The spatial organization of transportation and mobility
Environmental Externalities of Land Use
Economic Costs. The costs incurred to maintain the functionality of an urban area according to the characteristics of its land uses. Lower densities and specialized land use increase economic costs in terms of average commuting distances, public utility provision, and energy consumption. Commonly, urban growth has occurred at the expense of the most productive rural land. Once land use shifts from rural to urban, it rarely becomes available for other uses, although there are cases where abandoned urban land reverted to vacant and even agricultural. High subsidy levels for urban transit are an indirect externality related to land use. It is increasingly difficult to provide adequate levels of service, notably in suburban areas, where land use density (residential and commercial) is not high enough for a profitable public transit system. Overall, land use externalities affect the economic efficiency of urban areas.
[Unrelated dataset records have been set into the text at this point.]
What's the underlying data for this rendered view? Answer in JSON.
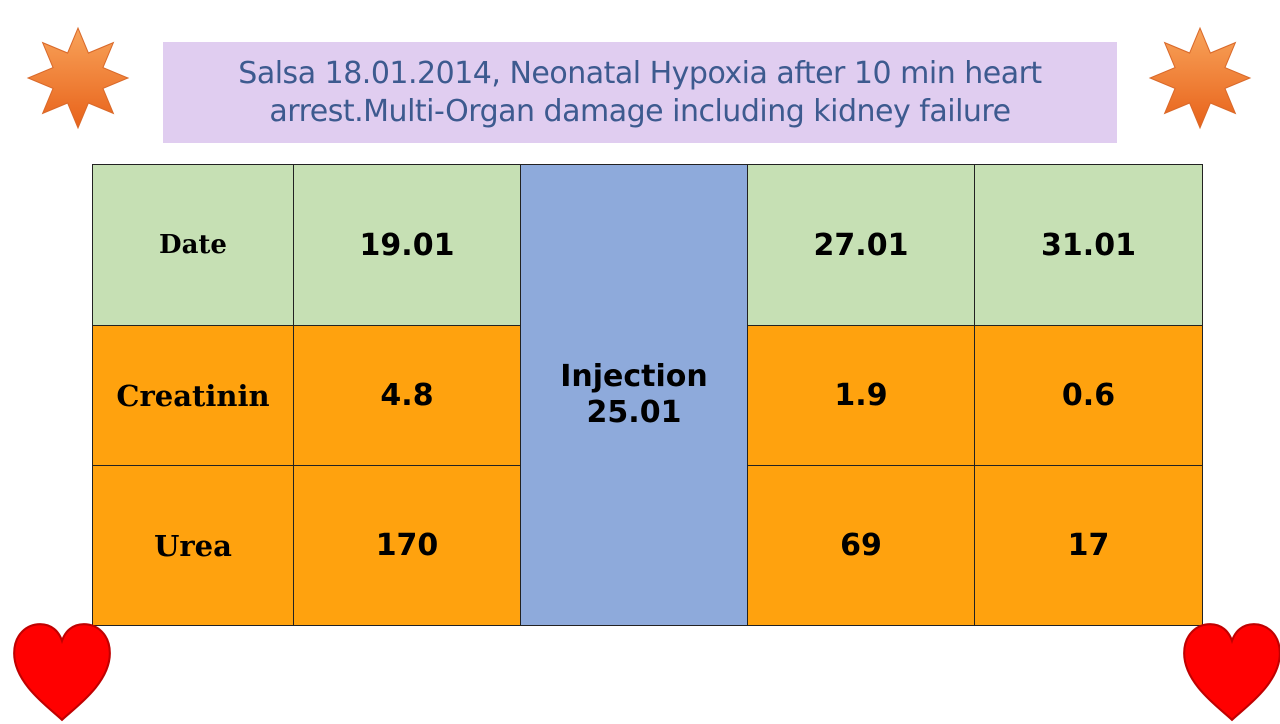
{
  "title": {
    "line1": "Salsa 18.01.2014, Neonatal Hypoxia after 10 min heart",
    "line2": "arrest.Multi-Organ damage including kidney failure"
  },
  "decorations": {
    "star_icon": "star-icon",
    "heart_icon": "heart-icon",
    "star_color": "#f07a2a",
    "heart_color": "#ff0000"
  },
  "table": {
    "header": {
      "label": "Date",
      "dates": [
        "19.01",
        "27.01",
        "31.01"
      ]
    },
    "injection": {
      "line1": "Injection",
      "line2": "25.01",
      "color": "#8eaadb"
    },
    "rows": [
      {
        "label": "Creatinin",
        "values": [
          "4.8",
          "1.9",
          "0.6"
        ]
      },
      {
        "label": "Urea",
        "values": [
          "170",
          "69",
          "17"
        ]
      }
    ],
    "colors": {
      "header_bg": "#c6e0b4",
      "body_bg": "#ffa20e"
    }
  }
}
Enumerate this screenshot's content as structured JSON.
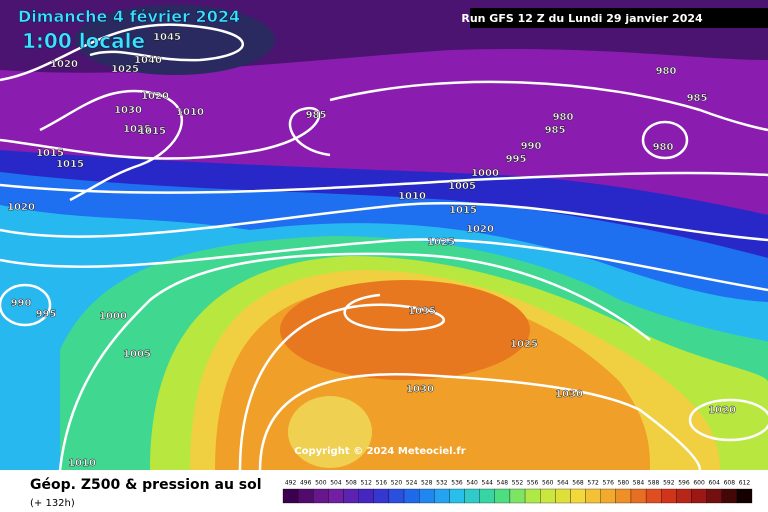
{
  "header": {
    "title": "Dimanche 4 février 2024",
    "time": "1:00 locale",
    "run": "Run GFS 12 Z du Lundi 29 janvier 2024"
  },
  "isobar_labels": [
    1045,
    1020,
    1025,
    1040,
    1020,
    1030,
    1010,
    1025,
    1015,
    985,
    1015,
    1015,
    980,
    985,
    980,
    985,
    990,
    980,
    995,
    1000,
    1005,
    1010,
    1015,
    1020,
    1020,
    1025,
    990,
    995,
    1000,
    1035,
    1025,
    1005,
    1030,
    1030,
    1020,
    1010
  ],
  "copyright": "Copyright © 2024 Meteociel.fr",
  "footer": {
    "product": "Géop. Z500 & pression au sol",
    "lead": "(+ 132h)"
  },
  "legend": {
    "ticks": [
      492,
      496,
      500,
      504,
      508,
      512,
      516,
      520,
      524,
      528,
      532,
      536,
      540,
      544,
      548,
      552,
      556,
      560,
      564,
      568,
      572,
      576,
      580,
      584,
      588,
      592,
      596,
      600,
      604,
      608,
      612
    ]
  }
}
Social Costs. Community disruption includes a wide range of social costs imposed by land use density, pattern, and interaction. Environmental externalities, like noise, smog, and odors, contribute to disrupt the quality of life. Transportation infrastructure, notably railways and highways, is a physical barrier dividing communities and disrupting non-motorized mobility (pedestrians, cyclists). Further, the design of a transportation system around a specific mode restrains accessibility to those who do not have access to that mode. This is notably the case for the automobile, which is a key determinant of the activity space of its users.
Environmental Costs. The most obvious environmental cost is related to the quantity of land taken at the expense of the natural environment. It must also be considered that land use contributes to environmental degradation as a source of waste, particularly for industrial activities (air pollution, water pollution, hazardous materials, etc.).